Davanın açıldığı tarihte yürürlükte bulunan usul hükümleri doğrultusunda yazılı yargılama usulüne tabi olarak oluşturulan tensibe istinaden yargılamaya başlanmış yöntemine uygun ön inceleme duruşması açılarak öncelikle dava şartları ve ilk itirazlar incelenmiş, hukuki ihtilaf noktaları belirlenmek suretiyle tahkikat aşamasına geçilmiştir
Taraflar arasındaki uyuşmazlığın davalı alacaklının faturadan kaynaklı alacağından bahisle davacı borçlu aleyhine giriştiği icra takibine davacının; davalı ile ilgili taşınmazın ——- yapımı konusunda —– tarihinde anahtar teslim olarak anlaştıkları, sözlü anlaşma sonrasında yazılı sözleşme yaptıkları, davalının sözleşmeyi ——kaşesi ile imzaladığı sözleşme bedelinin düzenli şekilde ödemeye başlanılıp işin yapımına devam edildiği, başlangıçta ödemelerin —- yatırıldığı, sonrasında davalının onay almadan fatura bedeli üzerinde fatura kestiği, söz konusu inşaatta faturada yer alan ürün bedeli kadar malzeme kullanmadığı, yapılan işçilik ve kullanılan malzemenin kusurlu olduğu tespit edilince düzeltilmesi için görüşme yapıldığı ve süre verildiği, ancak işin yapılmayacağı anlaşılınca sözleşmeyi fes ettiğini davalının da şantiyeden ayrıldığını, o zamana kadar yapılan işlerin tamamının hatta fazlasıyla ödemesinin yapıldığı, akabinde başka bir taşeron ile işin tamamlandığı, sözleşmenin —– değerinde olduğu, ancak yapılan ödemenin eksik ve kusurlu ifaya rağmen fazlasıyla ödeme yapıldığı, bu itibarla davalıya borcunun bulunmadığından dolayı borçlu olmadığının tespiti ile kötü niyet tazminatına karar verilmesi yönünde tespit davası açılmış olduğu tespit edilmiştir.

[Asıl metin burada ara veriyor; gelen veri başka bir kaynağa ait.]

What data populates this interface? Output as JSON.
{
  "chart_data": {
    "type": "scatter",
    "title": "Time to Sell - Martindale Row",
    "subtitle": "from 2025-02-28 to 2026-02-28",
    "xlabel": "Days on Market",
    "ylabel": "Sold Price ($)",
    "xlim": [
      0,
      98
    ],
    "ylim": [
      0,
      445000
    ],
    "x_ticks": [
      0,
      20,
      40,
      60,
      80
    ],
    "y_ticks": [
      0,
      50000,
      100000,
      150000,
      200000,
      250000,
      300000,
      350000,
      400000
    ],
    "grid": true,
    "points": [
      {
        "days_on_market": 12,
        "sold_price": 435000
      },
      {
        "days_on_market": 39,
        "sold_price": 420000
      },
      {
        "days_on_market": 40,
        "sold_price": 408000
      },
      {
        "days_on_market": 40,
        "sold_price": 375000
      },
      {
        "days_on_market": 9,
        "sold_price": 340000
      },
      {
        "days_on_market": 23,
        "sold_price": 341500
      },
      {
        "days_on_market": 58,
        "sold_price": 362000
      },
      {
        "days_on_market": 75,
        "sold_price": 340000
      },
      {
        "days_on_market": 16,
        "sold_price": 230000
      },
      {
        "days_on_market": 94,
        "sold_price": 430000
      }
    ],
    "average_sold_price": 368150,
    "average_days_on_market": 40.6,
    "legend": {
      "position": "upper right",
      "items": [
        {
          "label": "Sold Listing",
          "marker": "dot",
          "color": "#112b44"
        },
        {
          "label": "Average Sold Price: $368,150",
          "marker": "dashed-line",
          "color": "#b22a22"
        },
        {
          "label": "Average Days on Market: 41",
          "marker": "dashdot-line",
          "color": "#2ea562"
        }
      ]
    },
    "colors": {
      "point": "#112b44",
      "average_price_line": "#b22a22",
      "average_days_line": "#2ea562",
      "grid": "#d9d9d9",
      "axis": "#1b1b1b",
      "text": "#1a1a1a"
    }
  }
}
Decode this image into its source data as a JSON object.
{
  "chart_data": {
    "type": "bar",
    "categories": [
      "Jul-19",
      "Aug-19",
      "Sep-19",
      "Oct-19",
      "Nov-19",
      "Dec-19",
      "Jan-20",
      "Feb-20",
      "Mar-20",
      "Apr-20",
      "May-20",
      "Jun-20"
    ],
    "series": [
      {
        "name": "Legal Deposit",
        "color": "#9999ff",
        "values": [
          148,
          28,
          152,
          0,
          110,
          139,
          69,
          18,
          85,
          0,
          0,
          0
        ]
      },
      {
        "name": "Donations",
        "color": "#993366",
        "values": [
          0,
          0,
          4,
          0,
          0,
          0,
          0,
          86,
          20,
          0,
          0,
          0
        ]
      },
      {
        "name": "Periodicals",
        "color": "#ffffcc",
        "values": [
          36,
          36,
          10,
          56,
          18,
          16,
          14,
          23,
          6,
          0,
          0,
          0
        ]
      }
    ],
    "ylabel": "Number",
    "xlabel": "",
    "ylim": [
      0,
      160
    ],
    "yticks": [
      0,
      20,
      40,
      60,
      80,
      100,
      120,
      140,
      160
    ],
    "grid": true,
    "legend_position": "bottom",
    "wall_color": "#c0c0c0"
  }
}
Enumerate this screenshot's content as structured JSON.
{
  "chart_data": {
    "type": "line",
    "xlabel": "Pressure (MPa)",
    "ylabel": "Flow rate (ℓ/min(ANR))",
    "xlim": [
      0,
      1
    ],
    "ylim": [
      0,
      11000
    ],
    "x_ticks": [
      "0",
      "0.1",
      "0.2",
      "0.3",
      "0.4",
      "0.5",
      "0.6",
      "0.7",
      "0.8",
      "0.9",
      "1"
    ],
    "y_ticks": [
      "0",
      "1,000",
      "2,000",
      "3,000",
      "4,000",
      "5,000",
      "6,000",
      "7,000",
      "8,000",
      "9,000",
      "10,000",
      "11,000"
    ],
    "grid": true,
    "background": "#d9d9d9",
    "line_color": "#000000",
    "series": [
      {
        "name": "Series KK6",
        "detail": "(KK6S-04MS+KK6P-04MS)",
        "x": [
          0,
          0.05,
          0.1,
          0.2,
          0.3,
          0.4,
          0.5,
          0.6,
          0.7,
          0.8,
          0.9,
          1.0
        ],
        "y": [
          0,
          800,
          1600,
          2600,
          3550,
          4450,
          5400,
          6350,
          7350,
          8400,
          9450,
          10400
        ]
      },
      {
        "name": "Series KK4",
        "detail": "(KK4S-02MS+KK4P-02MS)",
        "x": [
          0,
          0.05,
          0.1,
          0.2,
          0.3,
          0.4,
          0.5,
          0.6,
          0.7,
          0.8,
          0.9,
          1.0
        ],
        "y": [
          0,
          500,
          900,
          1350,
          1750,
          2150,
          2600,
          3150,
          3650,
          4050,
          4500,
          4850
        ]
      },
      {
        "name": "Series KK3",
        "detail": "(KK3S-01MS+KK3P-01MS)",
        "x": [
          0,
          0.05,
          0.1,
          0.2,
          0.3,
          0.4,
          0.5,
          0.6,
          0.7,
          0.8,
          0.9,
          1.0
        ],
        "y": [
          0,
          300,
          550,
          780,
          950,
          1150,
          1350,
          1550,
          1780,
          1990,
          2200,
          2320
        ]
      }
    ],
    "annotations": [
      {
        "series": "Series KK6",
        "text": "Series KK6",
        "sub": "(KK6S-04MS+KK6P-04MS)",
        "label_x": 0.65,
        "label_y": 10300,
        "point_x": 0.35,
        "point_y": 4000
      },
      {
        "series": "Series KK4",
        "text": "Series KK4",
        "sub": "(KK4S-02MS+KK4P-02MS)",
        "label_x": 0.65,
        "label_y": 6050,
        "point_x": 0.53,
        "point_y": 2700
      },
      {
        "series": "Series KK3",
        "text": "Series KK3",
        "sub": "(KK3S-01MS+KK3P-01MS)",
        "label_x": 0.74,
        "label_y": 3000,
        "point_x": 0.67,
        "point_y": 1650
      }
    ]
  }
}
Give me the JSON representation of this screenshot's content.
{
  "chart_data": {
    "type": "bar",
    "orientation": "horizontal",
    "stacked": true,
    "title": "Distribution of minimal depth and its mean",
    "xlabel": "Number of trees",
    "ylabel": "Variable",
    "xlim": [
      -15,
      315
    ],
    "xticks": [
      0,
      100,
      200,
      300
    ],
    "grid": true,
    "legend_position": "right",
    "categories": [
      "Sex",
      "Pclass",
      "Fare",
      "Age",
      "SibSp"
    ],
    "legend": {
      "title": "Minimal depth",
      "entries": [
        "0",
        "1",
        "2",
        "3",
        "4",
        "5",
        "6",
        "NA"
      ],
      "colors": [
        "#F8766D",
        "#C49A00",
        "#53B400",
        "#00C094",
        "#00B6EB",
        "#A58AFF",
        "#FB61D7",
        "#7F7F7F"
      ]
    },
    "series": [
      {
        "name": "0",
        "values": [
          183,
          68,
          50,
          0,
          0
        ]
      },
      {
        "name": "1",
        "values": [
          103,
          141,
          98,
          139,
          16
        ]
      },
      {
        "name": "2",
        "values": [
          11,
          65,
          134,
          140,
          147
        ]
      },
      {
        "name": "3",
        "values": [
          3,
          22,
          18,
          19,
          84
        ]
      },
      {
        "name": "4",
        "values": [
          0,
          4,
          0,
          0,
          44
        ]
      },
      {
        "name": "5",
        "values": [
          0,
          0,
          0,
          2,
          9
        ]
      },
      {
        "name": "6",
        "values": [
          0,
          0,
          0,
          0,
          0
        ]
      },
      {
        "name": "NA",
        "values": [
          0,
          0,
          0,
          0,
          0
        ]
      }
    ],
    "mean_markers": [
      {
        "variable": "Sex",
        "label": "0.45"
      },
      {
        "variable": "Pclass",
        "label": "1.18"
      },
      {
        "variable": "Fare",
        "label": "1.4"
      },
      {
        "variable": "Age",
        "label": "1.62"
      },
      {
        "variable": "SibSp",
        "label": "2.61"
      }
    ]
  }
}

Mahkememiz davasına konu —- sayılı takip dosyasının incelenmesinde; başlatılan takibin alacaklısının mahkememiz davalısı —- asıl alacak ve işlemiz faiz nedeniyle başlatılan icra takibi olduğu, ödeme emrinin borçluya — tarihinde tebliğ edildiği anlaşılmıştır.
Mahkememizce —- tarihli ara karar ile dosyanın mahkememizce resen seçilecek —– denetleme uzmanı bilirkişilere tevdi edilerek rapor düzenlenilmesinin istenildiği, bilirkişi heyeti tarafından düzenlenen — tarihli raporda özetle; davacı —- açısından; davalı —- bir eser sözleşmesi bulunduğu ancak bu sözleşmede bir teknik şartname bulunmadığı için davalının orta kalite imalat yapmak zorunda olduğu, ancak davacının davalı taraftan ayıba bağlı olarak bir hak talebinde bulunmadığı, davacının sözleşme bedelini tamamen ödediğini iddia ettiği, davalı —-açısından; taraflar arasında imzalanan sözleşmeye göre; yapılacak işin toplam bedelinin —-olduğu, bedelin sözleşmede götürü bedel olarak kararlaştırılmış olduğu, davacının davalı tarafa üzerinde mutabık kaldıkları —- tutarında ödeme yaptığı ve eksik yapılan ve davalı tarafından da kabul edilen klima takılması kalemi düşüldükten sonra bu bedelin sözleşmede davacının ödemeyi taahhüt ettiği miktarı ödemiş olduğunu gösterdiği, dolayısıyla davalının davalıdan eksik ödeme yaptığına dair herhangi bir hak talebinde bulunamayacağı, davalı tarafın sözleşmede yazan bedele göre davacı taraftan talep edebileceği bir bedel olmadığı için başlatılan icra takibinin de yerinde olmadığı sonuç ve kanaatine varıldığına dair rapor tanzim edilmiş olduğu görülmüştür.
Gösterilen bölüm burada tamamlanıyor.